Army Pvt. Larry J. Nadeau was just 18 years old and far away from his hometown of Orono when shrapnel wounds cut his life short. Since Pvt. Nadeau’s death on Jan. 2, 1966, photographs, letters and medals keep his memory alive for his younger brother, Allen Nadeau, who still lives in the family home in Orono.
His parents had signed paperwork allowing Larry Nadeau to join the military at age 17, making his death all the more difficult to handle, according to Allen Nadeau.
The Nadeau family received the medal, which had “Larry J. Nadeau” inscribed on the back, a level of personalization that is usually reserved for medals that are issued posthumously.
Nadeau’s Purple Heart came from a stockpile of medals that were crafted in 1944 in preparation for casualties and injuries that would stem from a U.S. invasion of the Japanese mainland that never happened, according to Paul Zebiak, owner of Maritime International, a downtown Bangor historical memorabilia, coin and jewelry dealer.
Nadeau said that sometime around 2000, he loaned his brother’s Purple Heart and several other medals and possessions from his brother’s military career to Vietnam Veterans of America, which planned to take them to schools and events for educational purposes.
Somehow, the medal was lost. Nadeau said he had tried many times over the years to get the Purple Heart back, but the organization told him it was either in storage or that they couldn’t find it.
Frustrated, Nadeau said he submitted a request to the federal government seeking a replacement medal, but he also wrote a letter in January to the the Vietnam Veterans of America Chapter 185, which had undergone a change in leadership, asking for help finding the missing Purple Heart, as well as a bracelet his brother wore and two other badges.

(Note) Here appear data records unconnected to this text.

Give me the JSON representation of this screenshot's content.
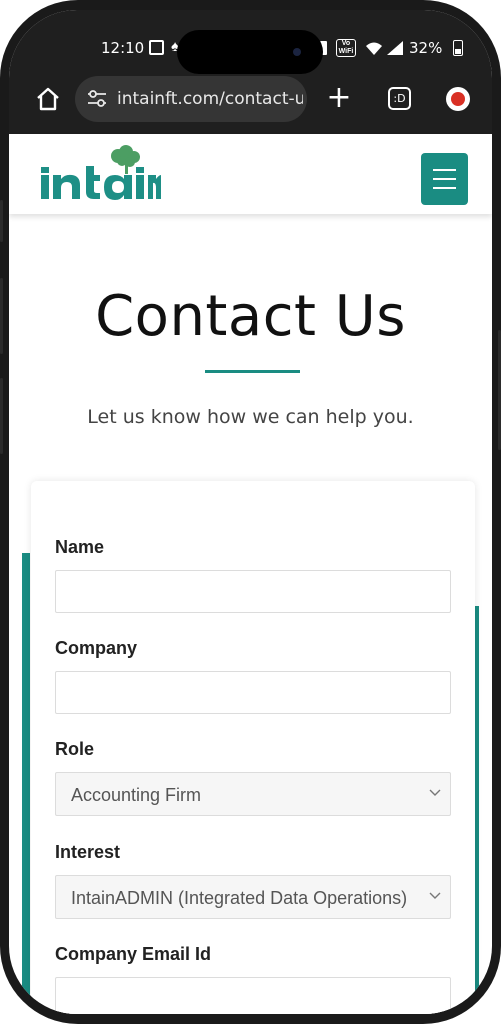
{
  "status": {
    "time": "12:10",
    "volte": "Vo WiFi",
    "battery": "32%"
  },
  "browser": {
    "url": "intainft.com/contact-u",
    "tabs_count": ":D"
  },
  "header": {
    "logo_text": "intain",
    "brand_color": "#1a8c82"
  },
  "hero": {
    "title": "Contact Us",
    "subtitle": "Let us know how we can help you."
  },
  "form": {
    "name_label": "Name",
    "name_value": "",
    "company_label": "Company",
    "company_value": "",
    "role_label": "Role",
    "role_selected": "Accounting Firm",
    "interest_label": "Interest",
    "interest_selected": "IntainADMIN (Integrated Data Operations)",
    "email_label": "Company Email Id"
  }
}
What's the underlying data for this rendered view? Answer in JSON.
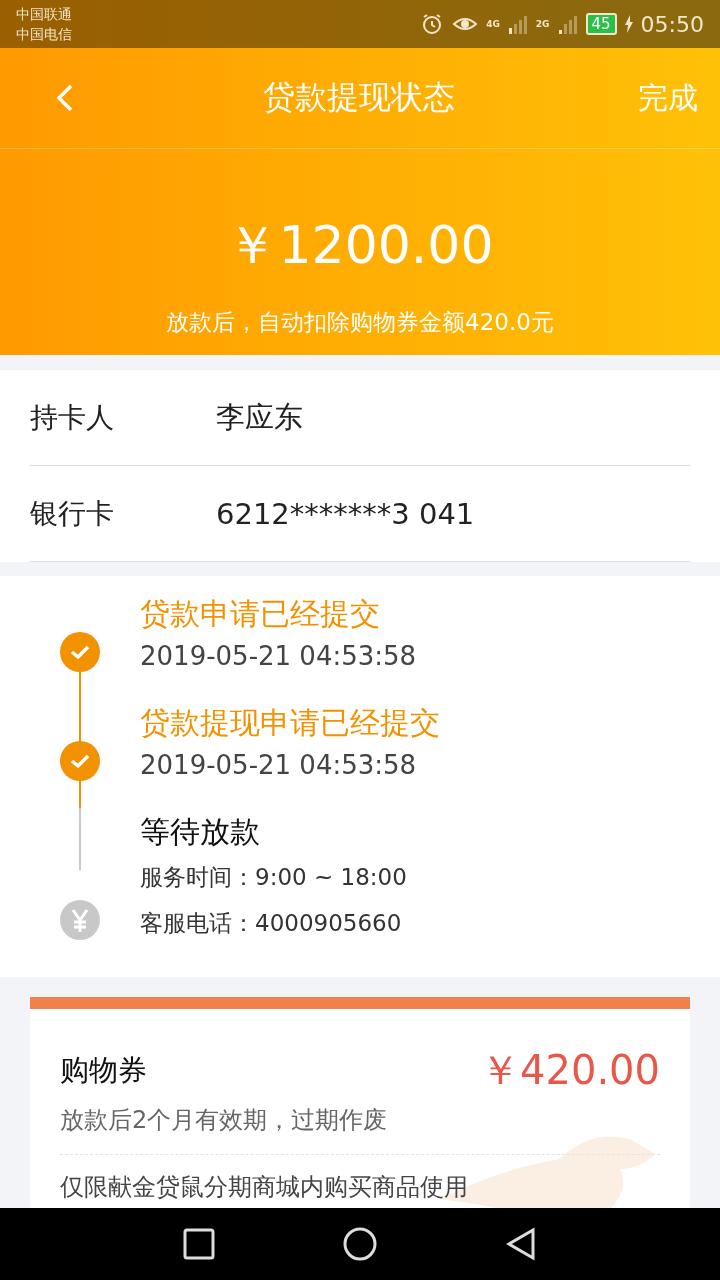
{
  "status_bar": {
    "carriers": [
      "中国联通",
      "中国电信"
    ],
    "network_1": "4G",
    "network_2": "2G",
    "battery": "45",
    "time": "05:50"
  },
  "header": {
    "title": "贷款提现状态",
    "action": "完成"
  },
  "amount": {
    "value": "￥1200.00",
    "note": "放款后，自动扣除购物券金额420.0元"
  },
  "info_rows": [
    {
      "label": "持卡人",
      "value": "李应东"
    },
    {
      "label": "银行卡",
      "value": "6212*******3 041"
    }
  ],
  "timeline": [
    {
      "title": "贷款申请已经提交",
      "done": true,
      "lines": [
        "2019-05-21 04:53:58"
      ]
    },
    {
      "title": "贷款提现申请已经提交",
      "done": true,
      "lines": [
        "2019-05-21 04:53:58"
      ]
    },
    {
      "title": "等待放款",
      "done": false,
      "lines": [
        "服务时间：9:00 ~ 18:00",
        "客服电话：4000905660"
      ]
    }
  ],
  "coupon": {
    "title": "购物券",
    "amount": "￥420.00",
    "validity": "放款后2个月有效期，过期作废",
    "rule": "仅限献金贷鼠分期商城内购买商品使用"
  }
}
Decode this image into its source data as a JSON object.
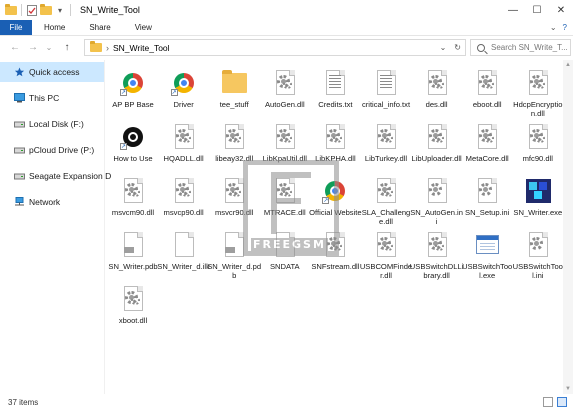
{
  "window": {
    "title": "SN_Write_Tool",
    "minimize": "—",
    "maximize": "☐",
    "close": "✕"
  },
  "ribbon": {
    "file": "File",
    "tabs": [
      "Home",
      "Share",
      "View"
    ],
    "expand": "⌄",
    "help": "?"
  },
  "address": {
    "back": "←",
    "forward": "→",
    "recent": "⌄",
    "up": "↑",
    "chevron": "›",
    "path": "SN_Write_Tool",
    "dropdown": "⌄",
    "refresh": "↻",
    "search_placeholder": "Search SN_Write_T..."
  },
  "nav": {
    "items": [
      {
        "label": "Quick access",
        "icon": "star-icon"
      },
      {
        "label": "This PC",
        "icon": "computer-icon"
      },
      {
        "label": "Local Disk (F:)",
        "icon": "drive-icon"
      },
      {
        "label": "pCloud Drive (P:)",
        "icon": "drive-icon"
      },
      {
        "label": "Seagate Expansion D",
        "icon": "drive-icon"
      },
      {
        "label": "Network",
        "icon": "network-icon"
      }
    ]
  },
  "files": [
    {
      "name": "AP BP Base",
      "icon": "chrome-shortcut-icon"
    },
    {
      "name": "Driver",
      "icon": "chrome-shortcut-icon"
    },
    {
      "name": "tee_stuff",
      "icon": "folder-icon"
    },
    {
      "name": "AutoGen.dll",
      "icon": "dll-icon"
    },
    {
      "name": "Credits.txt",
      "icon": "txt-icon"
    },
    {
      "name": "critical_info.txt",
      "icon": "txt-icon"
    },
    {
      "name": "des.dll",
      "icon": "dll-icon"
    },
    {
      "name": "eboot.dll",
      "icon": "dll-icon"
    },
    {
      "name": "HdcpEncryption.dll",
      "icon": "dll-icon"
    },
    {
      "name": "How to Use",
      "icon": "howto-icon"
    },
    {
      "name": "HQADLL.dll",
      "icon": "dll-icon"
    },
    {
      "name": "libeay32.dll",
      "icon": "dll-icon"
    },
    {
      "name": "LibKpaUtil.dll",
      "icon": "dll-icon"
    },
    {
      "name": "LibKPHA.dll",
      "icon": "dll-icon"
    },
    {
      "name": "LibTurkey.dll",
      "icon": "dll-icon"
    },
    {
      "name": "LibUploader.dll",
      "icon": "dll-icon"
    },
    {
      "name": "MetaCore.dll",
      "icon": "dll-icon"
    },
    {
      "name": "mfc90.dll",
      "icon": "dll-icon"
    },
    {
      "name": "msvcm90.dll",
      "icon": "dll-icon"
    },
    {
      "name": "msvcp90.dll",
      "icon": "dll-icon"
    },
    {
      "name": "msvcr90.dll",
      "icon": "dll-icon"
    },
    {
      "name": "MTRACE.dll",
      "icon": "dll-icon"
    },
    {
      "name": "Official Website",
      "icon": "chrome-shortcut-icon"
    },
    {
      "name": "SLA_Challenge.dll",
      "icon": "dll-icon"
    },
    {
      "name": "SN_AutoGen.ini",
      "icon": "ini-icon"
    },
    {
      "name": "SN_Setup.ini",
      "icon": "ini-icon"
    },
    {
      "name": "SN_Writer.exe",
      "icon": "cube-app-icon"
    },
    {
      "name": "SN_Writer.pdb",
      "icon": "pdb-icon"
    },
    {
      "name": "SN_Writer_d.ilk",
      "icon": "blank-file-icon"
    },
    {
      "name": "SN_Writer_d.pdb",
      "icon": "pdb-icon"
    },
    {
      "name": "SNDATA",
      "icon": "blank-file-icon"
    },
    {
      "name": "SNFstream.dll",
      "icon": "dll-icon"
    },
    {
      "name": "USBCOMFinder.dll",
      "icon": "dll-icon"
    },
    {
      "name": "USBSwitchDLLibrary.dll",
      "icon": "dll-icon"
    },
    {
      "name": "USBSwitchTool.exe",
      "icon": "exe-window-icon"
    },
    {
      "name": "USBSwitchTool.ini",
      "icon": "ini-icon"
    },
    {
      "name": "xboot.dll",
      "icon": "dll-icon"
    }
  ],
  "watermark": {
    "text": "FREEGSM"
  },
  "status": {
    "count": "37 items"
  },
  "colors": {
    "file_tab": "#1a5fb4",
    "selected_nav": "#cce8ff",
    "folder": "#f6c760"
  }
}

Ted Pietz of Franklin, vice president of the veterans group chapter, said he felt for Nadeau and started asking around and researching in an attempt to find the medal. Pietz said he has been trying for 40 years to get his Purple Heart after field records of his injury were lost during the Vietnam War.
After seeing an advertisement for Maritime International, Pietz decided to stop into the Central Street shop and ask about the medal while he was in Bangor during the first week of June.
On a whim, Pietz walked in and asked Zebiak if he had seen the Purple Heart or had seen the name Larry J. Nadeau.
“You’ve come to the right place,” Zebiak said before going to one of his cases to retrieve the medal and other items associated with Larry Nadeau, which he obtained at the same time as the Purple Heart.
Pietz said he was shocked and had to go to a chair in the corner of the store to sit down. He called Nadeau soon after.
“That phone call I’ll never forget,” Nadeau said Monday.
Zebiak said the medal had been in his shop for more than a decade and that he bought it from a couple that he believed at the time had legitimate ownership of it.
The next week, Nadeau came to the store and Zebiak gave him the medal. The two spent several hours at the shop talking about Larry Nadeau, his service and his medal.
“You never know where the whim or winds will blow,” said Wayne S. Cartier, vice president of the Maine branch of Vietnam Veterans of America.
Zebiak said he often has files filled with information on people attached to the objects in his collection. That includes one on Larry Nadeau. Nadeau’s file includes military records of his service and a list of badges and pins he earned. He said he forms a relationship of sorts with those names by digging up this information.
During a visit to the Vietnam Veterans Memorial Wall in Washington, D.C., a few years ago, Zebiak looked for Nadeau’s name because he had formed a connection with the name on the back of that Purple Heart, Zebiak said.
He found the name in row 48 of panel 4E, a “powerful experience,” Zebiak said.
While a Purple Heart is just a piece of metal attached to a ribbon, it represents much more.
“They’re important symbols of someone’s sacrifice, devotion to duty and love of country,” Zebiak said.
To Nadeau, it is a relic that carries on the brief relationship he had with his brother, who went into the military when the younger Nadeau was just 8 or 9 years old. He said the brief connection they had persists through his brother’s medals, photographs and letters.